Let’s cheer for the queer
From the Kantaben episode of Kal Ho Na Ho to Manoj Bajpayee’s Professor Siras, Bollywood has come a long way while talking about the LGBT community. We speak to gay activists about how they perceive the changing portrayal.bollywood Updated: May 16, 2016 15:31 IST
Mainly used for comic relief, with garish makeup and pronounced gestures, films often stereotyped LGBT characters. “I think it is humiliating the way Bollywood portrays us. They are fearful to address these issues head-on.
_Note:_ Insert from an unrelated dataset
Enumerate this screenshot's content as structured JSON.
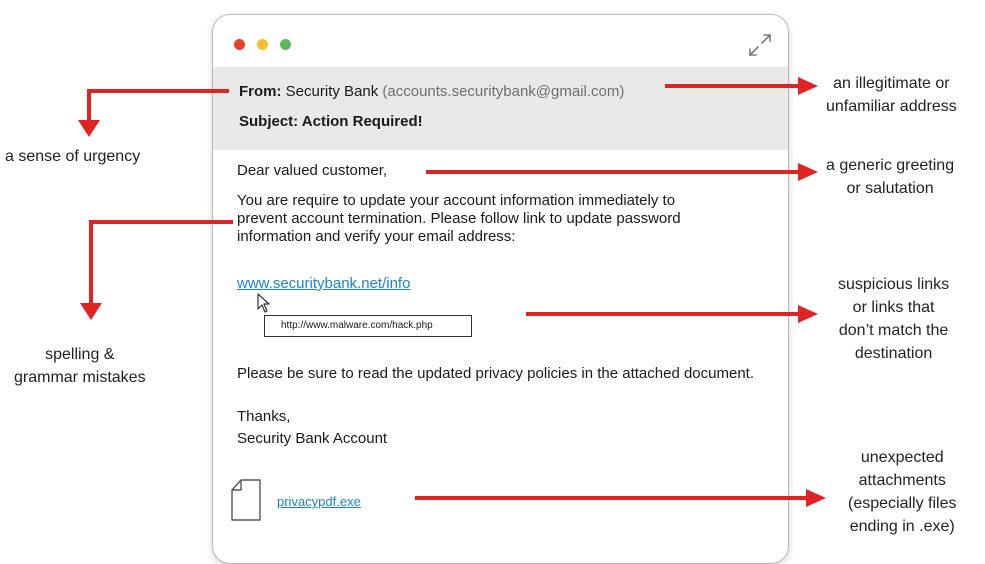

This kind of portrayals send across a negative message,” says Abheena Aher, a transgender who works as the National Programme Manager at India HIV AIDS Alliance.
An equal rights activist for the LGBT community, Harish Iyer says that there is much more to their lives than just tragedy. “Our lives are not all about coming out. I would like to tell filmmakers that we are human beings and not a cause,” he says. Ashok Row Kavi, founder of Humsafar Trust, says, “There is no correct terminology for homosexuals. We are a marginalised sexuality.”
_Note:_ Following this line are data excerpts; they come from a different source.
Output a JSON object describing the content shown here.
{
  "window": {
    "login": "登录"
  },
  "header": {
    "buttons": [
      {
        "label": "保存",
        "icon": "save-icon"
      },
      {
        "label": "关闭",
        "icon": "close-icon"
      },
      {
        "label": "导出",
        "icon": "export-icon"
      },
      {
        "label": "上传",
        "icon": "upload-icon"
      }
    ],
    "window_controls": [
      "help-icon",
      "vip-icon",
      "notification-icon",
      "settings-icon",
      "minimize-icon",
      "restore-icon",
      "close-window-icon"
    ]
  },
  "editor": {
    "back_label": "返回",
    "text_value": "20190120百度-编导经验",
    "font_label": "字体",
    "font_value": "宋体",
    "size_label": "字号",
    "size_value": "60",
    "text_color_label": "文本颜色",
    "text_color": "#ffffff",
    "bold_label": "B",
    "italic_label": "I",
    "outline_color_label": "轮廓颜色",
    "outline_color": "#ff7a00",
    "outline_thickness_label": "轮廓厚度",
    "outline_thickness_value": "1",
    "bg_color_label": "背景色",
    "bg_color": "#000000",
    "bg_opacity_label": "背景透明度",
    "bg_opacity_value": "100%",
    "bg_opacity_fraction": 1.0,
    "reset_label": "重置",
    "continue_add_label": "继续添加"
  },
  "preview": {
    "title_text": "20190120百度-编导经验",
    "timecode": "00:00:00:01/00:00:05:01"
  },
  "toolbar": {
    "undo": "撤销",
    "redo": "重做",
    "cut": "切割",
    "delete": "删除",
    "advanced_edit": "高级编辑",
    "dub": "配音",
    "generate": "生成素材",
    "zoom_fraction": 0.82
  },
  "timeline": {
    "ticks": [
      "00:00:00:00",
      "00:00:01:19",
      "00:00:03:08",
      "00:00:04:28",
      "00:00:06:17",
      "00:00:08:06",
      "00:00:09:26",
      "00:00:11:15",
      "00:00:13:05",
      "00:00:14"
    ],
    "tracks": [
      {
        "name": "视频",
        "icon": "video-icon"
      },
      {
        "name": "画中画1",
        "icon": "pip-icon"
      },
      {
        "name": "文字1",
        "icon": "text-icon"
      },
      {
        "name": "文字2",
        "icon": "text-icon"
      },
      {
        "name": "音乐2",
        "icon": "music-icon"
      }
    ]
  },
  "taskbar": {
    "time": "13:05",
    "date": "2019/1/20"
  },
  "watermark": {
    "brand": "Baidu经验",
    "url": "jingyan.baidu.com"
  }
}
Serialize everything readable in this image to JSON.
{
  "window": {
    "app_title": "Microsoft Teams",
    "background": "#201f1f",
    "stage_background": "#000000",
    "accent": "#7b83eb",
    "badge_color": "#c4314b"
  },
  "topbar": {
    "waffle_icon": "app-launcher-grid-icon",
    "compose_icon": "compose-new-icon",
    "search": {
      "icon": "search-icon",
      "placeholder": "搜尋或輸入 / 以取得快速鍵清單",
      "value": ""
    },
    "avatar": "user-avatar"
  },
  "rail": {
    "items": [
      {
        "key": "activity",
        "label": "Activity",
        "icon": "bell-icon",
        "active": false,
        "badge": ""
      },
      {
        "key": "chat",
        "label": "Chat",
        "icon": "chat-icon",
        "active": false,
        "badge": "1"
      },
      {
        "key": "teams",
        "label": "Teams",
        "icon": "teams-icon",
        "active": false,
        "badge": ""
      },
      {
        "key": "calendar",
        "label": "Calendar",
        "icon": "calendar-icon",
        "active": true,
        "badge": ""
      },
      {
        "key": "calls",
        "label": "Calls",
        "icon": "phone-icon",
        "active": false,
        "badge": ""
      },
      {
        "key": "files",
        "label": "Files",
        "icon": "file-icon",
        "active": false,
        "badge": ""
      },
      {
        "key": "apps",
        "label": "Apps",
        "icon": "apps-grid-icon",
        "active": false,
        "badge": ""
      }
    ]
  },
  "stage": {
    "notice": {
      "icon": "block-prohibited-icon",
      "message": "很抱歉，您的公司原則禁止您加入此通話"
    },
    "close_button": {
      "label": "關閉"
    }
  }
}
However, from the Kantaben episode of Kal Ho Na Ho (2003) to Manoj Bajpayee’s Professor Siras, Bollywood has come a long way. Lack of good scripts and a fear of rejection from the audiences are reasons that filmmakers refuse to tread on that path. Kiran is a transgender and social activist, who is part of Boney Kapoor’s upcoming film Mom. “I play a transgender in the movie. There is a dearth of roles for us in Bollywood and with this project, I am glad I got a chance to represent my community,” she says.
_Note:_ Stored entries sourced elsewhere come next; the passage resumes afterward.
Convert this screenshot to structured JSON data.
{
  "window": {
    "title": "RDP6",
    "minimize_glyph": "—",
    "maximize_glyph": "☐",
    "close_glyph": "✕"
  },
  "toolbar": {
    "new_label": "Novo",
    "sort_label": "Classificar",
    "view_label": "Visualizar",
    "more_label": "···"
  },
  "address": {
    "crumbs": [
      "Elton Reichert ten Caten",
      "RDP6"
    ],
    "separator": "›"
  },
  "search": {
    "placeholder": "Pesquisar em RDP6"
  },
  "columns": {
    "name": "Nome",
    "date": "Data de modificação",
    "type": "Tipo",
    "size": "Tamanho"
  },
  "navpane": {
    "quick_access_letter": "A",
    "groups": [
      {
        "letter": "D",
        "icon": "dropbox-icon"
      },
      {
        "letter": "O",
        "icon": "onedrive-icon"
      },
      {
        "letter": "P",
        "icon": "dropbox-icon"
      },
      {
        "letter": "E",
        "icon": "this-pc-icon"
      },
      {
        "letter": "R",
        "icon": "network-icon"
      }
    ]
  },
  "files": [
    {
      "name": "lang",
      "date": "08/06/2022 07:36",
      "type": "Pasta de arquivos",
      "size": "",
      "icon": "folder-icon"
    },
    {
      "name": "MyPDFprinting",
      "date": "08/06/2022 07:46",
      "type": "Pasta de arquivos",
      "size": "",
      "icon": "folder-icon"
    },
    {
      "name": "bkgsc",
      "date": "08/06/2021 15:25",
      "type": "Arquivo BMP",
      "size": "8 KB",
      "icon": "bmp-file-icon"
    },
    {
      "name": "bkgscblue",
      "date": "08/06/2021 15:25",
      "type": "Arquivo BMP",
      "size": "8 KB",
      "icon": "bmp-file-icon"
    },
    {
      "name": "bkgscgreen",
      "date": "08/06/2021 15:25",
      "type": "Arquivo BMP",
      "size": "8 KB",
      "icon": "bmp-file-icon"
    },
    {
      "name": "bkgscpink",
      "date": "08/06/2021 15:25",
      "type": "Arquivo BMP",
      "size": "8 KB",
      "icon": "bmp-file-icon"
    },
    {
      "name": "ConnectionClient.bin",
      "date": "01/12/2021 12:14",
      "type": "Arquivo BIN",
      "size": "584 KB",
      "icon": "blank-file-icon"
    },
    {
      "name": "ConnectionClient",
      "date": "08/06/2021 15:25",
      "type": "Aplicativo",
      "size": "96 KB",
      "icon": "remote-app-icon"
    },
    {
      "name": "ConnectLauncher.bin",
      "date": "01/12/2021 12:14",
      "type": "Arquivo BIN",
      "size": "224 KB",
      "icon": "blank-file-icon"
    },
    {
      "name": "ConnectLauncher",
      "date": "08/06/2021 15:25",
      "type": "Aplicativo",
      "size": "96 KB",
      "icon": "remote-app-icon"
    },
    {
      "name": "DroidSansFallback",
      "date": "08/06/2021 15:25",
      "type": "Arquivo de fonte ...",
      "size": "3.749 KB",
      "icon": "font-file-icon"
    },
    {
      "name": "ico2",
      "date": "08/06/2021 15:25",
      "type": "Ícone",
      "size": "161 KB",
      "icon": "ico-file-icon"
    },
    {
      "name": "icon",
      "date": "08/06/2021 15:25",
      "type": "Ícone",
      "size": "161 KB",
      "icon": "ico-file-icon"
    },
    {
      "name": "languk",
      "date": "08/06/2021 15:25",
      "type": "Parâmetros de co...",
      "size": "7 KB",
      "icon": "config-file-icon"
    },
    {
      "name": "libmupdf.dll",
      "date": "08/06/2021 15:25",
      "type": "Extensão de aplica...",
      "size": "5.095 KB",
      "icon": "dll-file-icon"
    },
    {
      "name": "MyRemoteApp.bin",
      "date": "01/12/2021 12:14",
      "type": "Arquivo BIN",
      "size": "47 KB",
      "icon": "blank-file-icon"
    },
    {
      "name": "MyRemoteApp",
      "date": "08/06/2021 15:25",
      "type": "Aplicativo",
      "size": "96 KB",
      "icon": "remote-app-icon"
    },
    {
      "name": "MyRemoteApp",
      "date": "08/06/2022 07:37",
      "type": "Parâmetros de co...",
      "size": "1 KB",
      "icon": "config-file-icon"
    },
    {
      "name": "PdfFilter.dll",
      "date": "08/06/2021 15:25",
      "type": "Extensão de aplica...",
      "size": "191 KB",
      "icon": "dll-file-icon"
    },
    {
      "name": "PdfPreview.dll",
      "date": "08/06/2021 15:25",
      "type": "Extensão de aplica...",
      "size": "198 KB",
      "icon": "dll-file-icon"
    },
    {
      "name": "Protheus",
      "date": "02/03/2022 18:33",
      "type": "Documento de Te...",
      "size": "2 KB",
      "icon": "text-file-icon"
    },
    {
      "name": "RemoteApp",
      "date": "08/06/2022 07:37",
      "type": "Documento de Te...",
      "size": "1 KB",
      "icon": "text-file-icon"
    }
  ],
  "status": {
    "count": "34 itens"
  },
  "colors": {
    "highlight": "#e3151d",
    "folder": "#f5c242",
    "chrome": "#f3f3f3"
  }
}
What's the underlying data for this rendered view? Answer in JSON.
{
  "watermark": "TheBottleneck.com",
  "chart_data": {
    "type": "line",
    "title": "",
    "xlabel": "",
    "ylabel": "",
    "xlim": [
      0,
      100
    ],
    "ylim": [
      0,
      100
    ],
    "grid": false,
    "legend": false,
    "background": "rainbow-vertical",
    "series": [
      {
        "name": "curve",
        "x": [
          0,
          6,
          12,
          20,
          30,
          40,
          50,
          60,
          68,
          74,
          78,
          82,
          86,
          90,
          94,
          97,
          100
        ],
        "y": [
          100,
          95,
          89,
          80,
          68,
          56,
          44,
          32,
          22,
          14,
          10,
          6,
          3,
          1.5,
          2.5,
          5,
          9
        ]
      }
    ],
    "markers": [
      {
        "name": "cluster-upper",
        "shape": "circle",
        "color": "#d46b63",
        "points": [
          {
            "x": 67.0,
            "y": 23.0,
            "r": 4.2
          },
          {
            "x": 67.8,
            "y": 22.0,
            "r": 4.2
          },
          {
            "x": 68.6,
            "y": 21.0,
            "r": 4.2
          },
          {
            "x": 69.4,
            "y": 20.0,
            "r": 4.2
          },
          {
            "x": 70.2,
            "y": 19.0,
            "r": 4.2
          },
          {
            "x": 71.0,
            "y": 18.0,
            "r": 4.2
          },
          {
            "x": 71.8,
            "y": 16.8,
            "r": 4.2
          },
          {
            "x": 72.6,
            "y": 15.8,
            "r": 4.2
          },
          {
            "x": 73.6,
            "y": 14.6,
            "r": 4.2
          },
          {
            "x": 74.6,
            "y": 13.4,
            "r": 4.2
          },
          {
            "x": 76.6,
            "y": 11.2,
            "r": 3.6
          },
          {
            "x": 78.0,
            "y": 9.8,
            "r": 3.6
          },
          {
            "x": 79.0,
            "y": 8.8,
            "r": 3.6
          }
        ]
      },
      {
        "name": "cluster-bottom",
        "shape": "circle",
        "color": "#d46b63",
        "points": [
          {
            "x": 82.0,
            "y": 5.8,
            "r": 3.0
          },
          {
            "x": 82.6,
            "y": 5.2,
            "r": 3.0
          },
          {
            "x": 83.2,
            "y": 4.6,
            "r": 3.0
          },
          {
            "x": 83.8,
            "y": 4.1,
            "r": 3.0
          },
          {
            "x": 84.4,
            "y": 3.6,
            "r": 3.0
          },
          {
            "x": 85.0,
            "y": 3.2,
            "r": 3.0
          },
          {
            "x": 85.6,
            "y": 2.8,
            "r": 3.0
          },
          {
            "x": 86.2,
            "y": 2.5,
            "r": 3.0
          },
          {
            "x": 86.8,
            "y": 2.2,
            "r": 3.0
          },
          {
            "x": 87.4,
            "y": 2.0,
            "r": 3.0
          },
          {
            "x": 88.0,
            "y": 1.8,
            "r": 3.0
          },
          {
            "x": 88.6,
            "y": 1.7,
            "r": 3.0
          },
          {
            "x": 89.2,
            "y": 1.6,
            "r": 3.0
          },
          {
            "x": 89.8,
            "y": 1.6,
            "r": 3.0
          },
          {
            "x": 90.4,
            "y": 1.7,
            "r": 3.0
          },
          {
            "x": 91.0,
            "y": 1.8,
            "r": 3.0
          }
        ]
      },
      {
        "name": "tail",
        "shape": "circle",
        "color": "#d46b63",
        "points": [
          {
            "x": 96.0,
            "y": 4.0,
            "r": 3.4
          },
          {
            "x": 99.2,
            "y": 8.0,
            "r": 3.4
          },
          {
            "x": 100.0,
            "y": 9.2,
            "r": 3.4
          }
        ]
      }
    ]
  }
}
Even if a strong homosexual character is etched in a script, it gets rejected by top actors. “Rahul’s role in Kapoor and Sons was rejected by leading actors before Fawad Khan took it up. In this regard, Tollywood has made a significant progress,” adds Aher. Films with lesbian and transgender characters are even more difficult to come across. Film festivals like Kashish are helping bring out these issues to the core. “There is no justice in the way LGBT people are shown in Hindi films. Dostana (2008) made all this more of a joke. However, now films like Kapoor & Sons and English Vinglish (2012) have brought about a refreshing change,” says Sonal Giani, an actor and social activist.
A message that seems to resonate across the community is that research is very important while writing an LGBT character for a film. However, a positive change is coming about. Pallav Patankar, Director of Programmes at the Humsafar Trust says, “It’s a welcome change to see Bollywood portray homosexual characters, but we still have a long way to go.”